Genome-Wide Population Structure Analysis and Genetic Diversity Detection of Four Chinese Indigenous Duck Breeds from Fujian Province.

The assessment of population genetic structure is the basis for understanding the genetic information of indigenous breeds and is important for the protection and management of indigenous breeds. However, the population genetic differentiation of many local breeds still remains unclear. Here, we performed a genome-wide comparative analysis of Jinding, Liancheng white, Putian black, and Shanma ducks based on the genomic sequences using RAD sequencing to understand their population structure and genetic diversity. The population parameters showed that there were obvious genetic differences among the four indigenous breeds, which were separated groups. Among them, Liancheng white and Shanma ducks may come from the same ancestor because the phylogenetic tree forms three tree trunks.

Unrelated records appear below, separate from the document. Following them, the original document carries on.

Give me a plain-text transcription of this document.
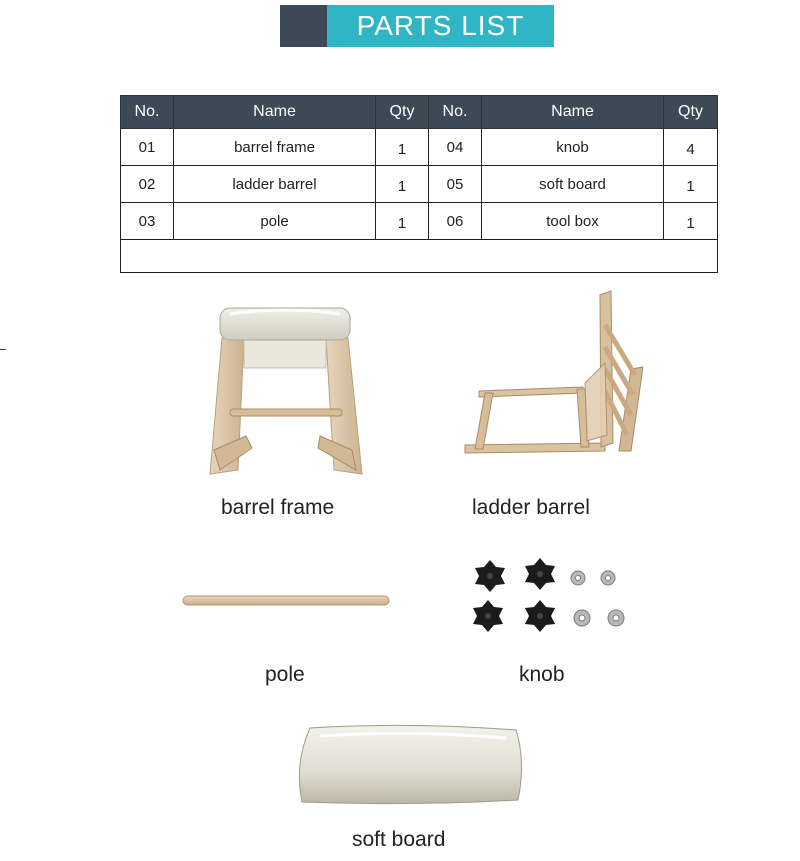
PARTS LIST
No.	Name	Qty	No.	Name	Qty
01	barrel frame	1	04	knob	4
02	ladder barrel	1	05	soft board	1
03	pole	1	06	tool box	1

barrel frame	ladder barrel
pole	knob
soft board
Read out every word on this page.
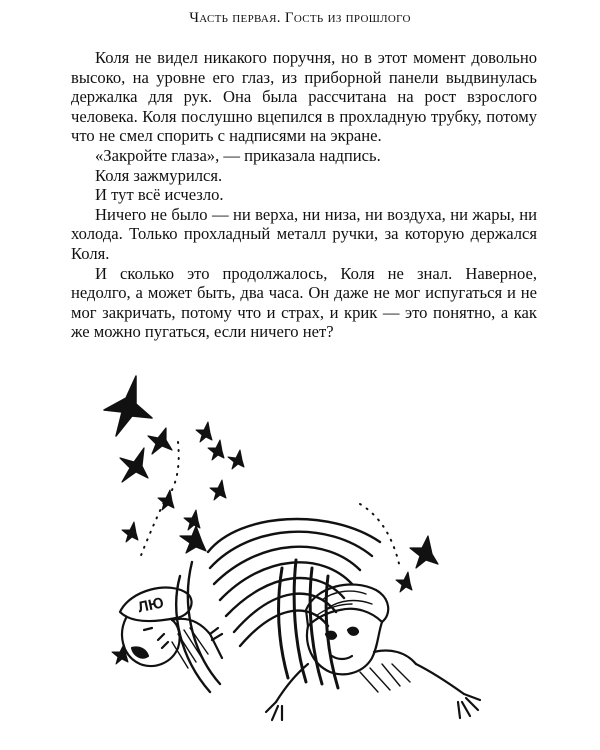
Часть первая. Гость из прошлого

Коля не видел никакого поручня, но в этот момент довольно высоко, на уровне его глаз, из приборной панели выдвинулась держалка для рук. Она была рассчитана на рост взрослого человека. Коля послушно вцепился в прохладную трубку, потому что не смел спорить с надписями на экране.

«Закройте глаза», — приказала надпись.

Коля зажмурился.

И тут всё исчезло.

Ничего не было — ни верха, ни низа, ни воздуха, ни жары, ни холода. Только прохладный металл ручки, за которую держался Коля.

И сколько это продолжалось, Коля не знал. Наверное, недолго, а может быть, два часа. Он даже не мог испугаться и не мог закричать, потому что и страх, и крик — это понятно, а как же можно пугаться, если ничего нет?

ЛЮ
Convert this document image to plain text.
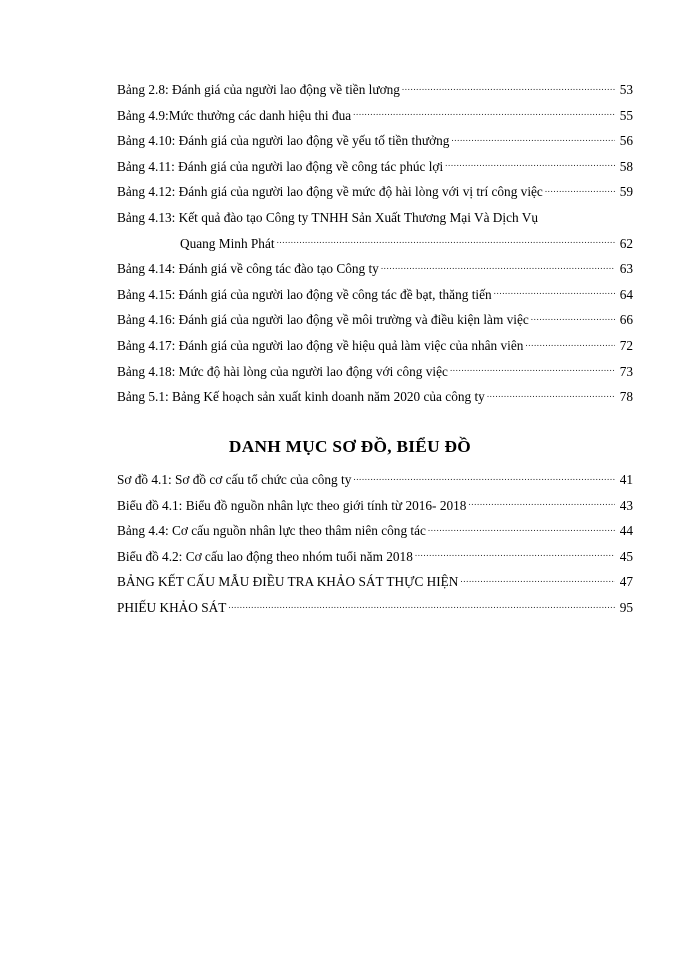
Bảng 2.8: Đánh giá của người lao động về tiền lương .....	53
Bảng 4.9:Mức thưởng các danh hiệu thi đua .....	55
Bảng 4.10: Đánh giá của người lao động về yếu tố tiền thưởng .....	56
Bảng 4.11: Đánh giá của người lao động về công tác phúc lợi .....	58
Bảng 4.12: Đánh giá của người lao động về mức độ hài lòng với vị trí công việc .....	59
Bảng 4.13: Kết quả đào tạo Công ty TNHH Sản Xuất Thương Mại Và Dịch Vụ
Quang Minh Phát .....	62
Bảng 4.14: Đánh giá về công tác đào tạo Công ty .....	63
Bảng 4.15: Đánh giá của người lao động về công tác đề bạt, thăng tiến .....	64
Bảng 4.16: Đánh giá của người lao động về môi trường và điều kiện làm việc .....	66
Bảng 4.17: Đánh giá của người lao động về hiệu quả làm việc của nhân viên .....	72
Bảng 4.18: Mức độ hài lòng của người lao động với công việc .....	73
Bảng 5.1: Bảng Kế hoạch sản xuất kinh doanh năm 2020 của công ty .....	78
DANH MỤC SƠ ĐỒ, BIỂU ĐỒ
Sơ đồ 4.1: Sơ đồ cơ cấu tổ chức của công ty .....	41
Biểu đồ 4.1: Biểu đồ nguồn nhân lực theo giới tính từ 2016- 2018 .....	43
Bảng 4.4: Cơ cấu nguồn nhân lực theo thâm niên công tác .....	44
Biểu đồ 4.2: Cơ cấu lao động theo nhóm tuổi năm 2018 .....	45
BẢNG KẾT CẤU MẪU ĐIỀU TRA KHẢO SÁT THỰC HIỆN .....	47
PHIẾU KHẢO SÁT .....	95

In addition, during the runs of homozygosity (ROH), we found that the average inbreeding coefficient of Liancheng white and Putian black ducks was the lowest and the highest, respectively. Five genomic regions were considered to be the hotspots of autozygosity among these indigenous duck breeds, and the candidate genes involved a variety of potential variations, such as muscle growth, pigmentation, and neuroregulation. These findings provide insights into the further improvement and conservation of Fujian duck breeds.